If Montaner’s work is questioned at home, his results are pined for abroad. Aggressive “seeking and treating” has become a call to arms. In China, where 74,000 people are known to be HIV-positive, the government has adopted Montaner’s strategy. Bill and Hillary Clinton have each endorsed Montaner’s work as the best way forward, as has Barack Obama. And the approach is making headway across Africa, too. The Economist, reporting on the last International AIDS Society meeting, stated that Montaner’s ideas are the surest sign that there’s a chance to bring things under control. (In Canada, meanwhile, Stephen Harper continues to ignore Montaner’s work and refuses meetings.)

Back on Hastings, Dr. Burgess is midway through her day’s labour, which she describes as “basically keeping them alive until medical environments become more welcoming.” There’s been Tony, whose veins are so brittle that blood samples are difficult. Dan, who has managed to evade blood work for a year now. And Christie, who barricaded her door and wouldn’t let anyone in.

Driving down the street, Burgess shouts out the window at a stop light: “Rebecca! Rebecca! Do you need your meds? You’ve got enough meds?” before turning down the block to Carrie’s place.

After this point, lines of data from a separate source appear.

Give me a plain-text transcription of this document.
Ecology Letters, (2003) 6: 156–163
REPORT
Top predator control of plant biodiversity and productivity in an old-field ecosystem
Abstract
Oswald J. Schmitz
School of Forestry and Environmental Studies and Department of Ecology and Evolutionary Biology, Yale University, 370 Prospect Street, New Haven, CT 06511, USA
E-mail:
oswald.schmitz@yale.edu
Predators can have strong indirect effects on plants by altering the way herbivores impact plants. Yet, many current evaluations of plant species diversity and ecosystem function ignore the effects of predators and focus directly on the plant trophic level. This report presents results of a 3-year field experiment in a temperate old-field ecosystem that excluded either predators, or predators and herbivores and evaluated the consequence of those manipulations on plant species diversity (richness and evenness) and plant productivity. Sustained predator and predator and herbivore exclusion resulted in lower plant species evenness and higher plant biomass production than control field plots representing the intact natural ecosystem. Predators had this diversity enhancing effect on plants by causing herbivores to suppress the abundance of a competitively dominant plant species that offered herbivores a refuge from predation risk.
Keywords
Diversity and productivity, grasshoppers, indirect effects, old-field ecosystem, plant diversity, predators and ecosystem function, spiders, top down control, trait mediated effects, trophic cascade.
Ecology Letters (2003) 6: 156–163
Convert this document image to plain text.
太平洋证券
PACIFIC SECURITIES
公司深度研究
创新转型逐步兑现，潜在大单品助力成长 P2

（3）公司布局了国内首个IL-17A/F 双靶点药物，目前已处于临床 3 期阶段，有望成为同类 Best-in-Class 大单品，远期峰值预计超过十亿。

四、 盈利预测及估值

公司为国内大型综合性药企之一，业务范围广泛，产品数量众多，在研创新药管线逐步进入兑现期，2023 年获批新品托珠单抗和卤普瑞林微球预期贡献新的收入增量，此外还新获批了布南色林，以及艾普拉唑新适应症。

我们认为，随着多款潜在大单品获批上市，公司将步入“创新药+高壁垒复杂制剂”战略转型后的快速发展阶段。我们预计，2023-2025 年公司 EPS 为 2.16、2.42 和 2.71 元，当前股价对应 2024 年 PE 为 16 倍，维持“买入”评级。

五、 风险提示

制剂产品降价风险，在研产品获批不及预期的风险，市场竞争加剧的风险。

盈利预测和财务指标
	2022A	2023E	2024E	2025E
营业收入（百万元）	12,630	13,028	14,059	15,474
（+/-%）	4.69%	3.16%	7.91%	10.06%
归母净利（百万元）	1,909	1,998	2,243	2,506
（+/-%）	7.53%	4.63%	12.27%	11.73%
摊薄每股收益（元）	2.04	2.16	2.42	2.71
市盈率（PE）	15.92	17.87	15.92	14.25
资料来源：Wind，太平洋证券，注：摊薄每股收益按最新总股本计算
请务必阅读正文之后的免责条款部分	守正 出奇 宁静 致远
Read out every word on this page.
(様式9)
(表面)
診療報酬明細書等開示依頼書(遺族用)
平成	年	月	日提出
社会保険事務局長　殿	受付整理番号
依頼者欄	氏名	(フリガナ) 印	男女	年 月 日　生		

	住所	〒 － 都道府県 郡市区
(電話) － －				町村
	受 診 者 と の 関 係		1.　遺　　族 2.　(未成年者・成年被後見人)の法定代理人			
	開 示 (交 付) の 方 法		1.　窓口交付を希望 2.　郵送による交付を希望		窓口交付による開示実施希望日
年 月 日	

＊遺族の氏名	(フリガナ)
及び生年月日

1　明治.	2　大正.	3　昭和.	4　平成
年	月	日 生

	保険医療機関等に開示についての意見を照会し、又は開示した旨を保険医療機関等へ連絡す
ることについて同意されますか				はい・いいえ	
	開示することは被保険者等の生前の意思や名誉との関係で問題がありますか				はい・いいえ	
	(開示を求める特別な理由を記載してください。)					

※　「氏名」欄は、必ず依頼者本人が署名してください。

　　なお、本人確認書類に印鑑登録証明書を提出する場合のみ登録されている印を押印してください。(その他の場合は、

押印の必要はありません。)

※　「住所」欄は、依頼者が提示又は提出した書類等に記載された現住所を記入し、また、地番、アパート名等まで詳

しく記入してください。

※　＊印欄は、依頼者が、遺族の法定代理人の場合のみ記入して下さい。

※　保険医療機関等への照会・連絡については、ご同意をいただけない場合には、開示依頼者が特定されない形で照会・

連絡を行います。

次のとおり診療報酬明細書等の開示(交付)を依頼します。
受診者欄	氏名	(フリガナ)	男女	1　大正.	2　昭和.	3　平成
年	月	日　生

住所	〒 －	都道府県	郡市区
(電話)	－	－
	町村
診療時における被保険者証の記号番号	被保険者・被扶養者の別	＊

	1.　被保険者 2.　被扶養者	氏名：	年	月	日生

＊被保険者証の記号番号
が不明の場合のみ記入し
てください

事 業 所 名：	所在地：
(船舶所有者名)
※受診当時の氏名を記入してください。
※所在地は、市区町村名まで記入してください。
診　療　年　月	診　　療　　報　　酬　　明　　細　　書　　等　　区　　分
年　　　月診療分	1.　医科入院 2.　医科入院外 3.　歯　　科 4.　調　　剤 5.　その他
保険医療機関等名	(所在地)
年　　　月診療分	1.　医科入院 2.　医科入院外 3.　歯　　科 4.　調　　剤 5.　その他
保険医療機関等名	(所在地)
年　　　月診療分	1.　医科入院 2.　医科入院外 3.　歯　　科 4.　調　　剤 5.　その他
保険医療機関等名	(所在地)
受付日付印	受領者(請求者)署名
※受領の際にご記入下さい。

There’s a crack pipe on the coffee table, but otherwise it’s homey enough. Burgess hands over some cookies and gets to work. While she’s on the phone with a pharmacy, three nurses arrive with a week’s worth of HIV medication. It’s a strange party. Carrie is resigned to such unscheduled drop-ins, like a child who expects neither autonomy nor privacy.

After Carrie was identified as HIV positive Burgess spent three years trying to meet. It only happened, in the end, when she discovered the front door was unlocked; she decided to let herself in. And there was Carrie, passed out on a mattress. Some might call that a breach of privacy. It was also Day 1 of treatment.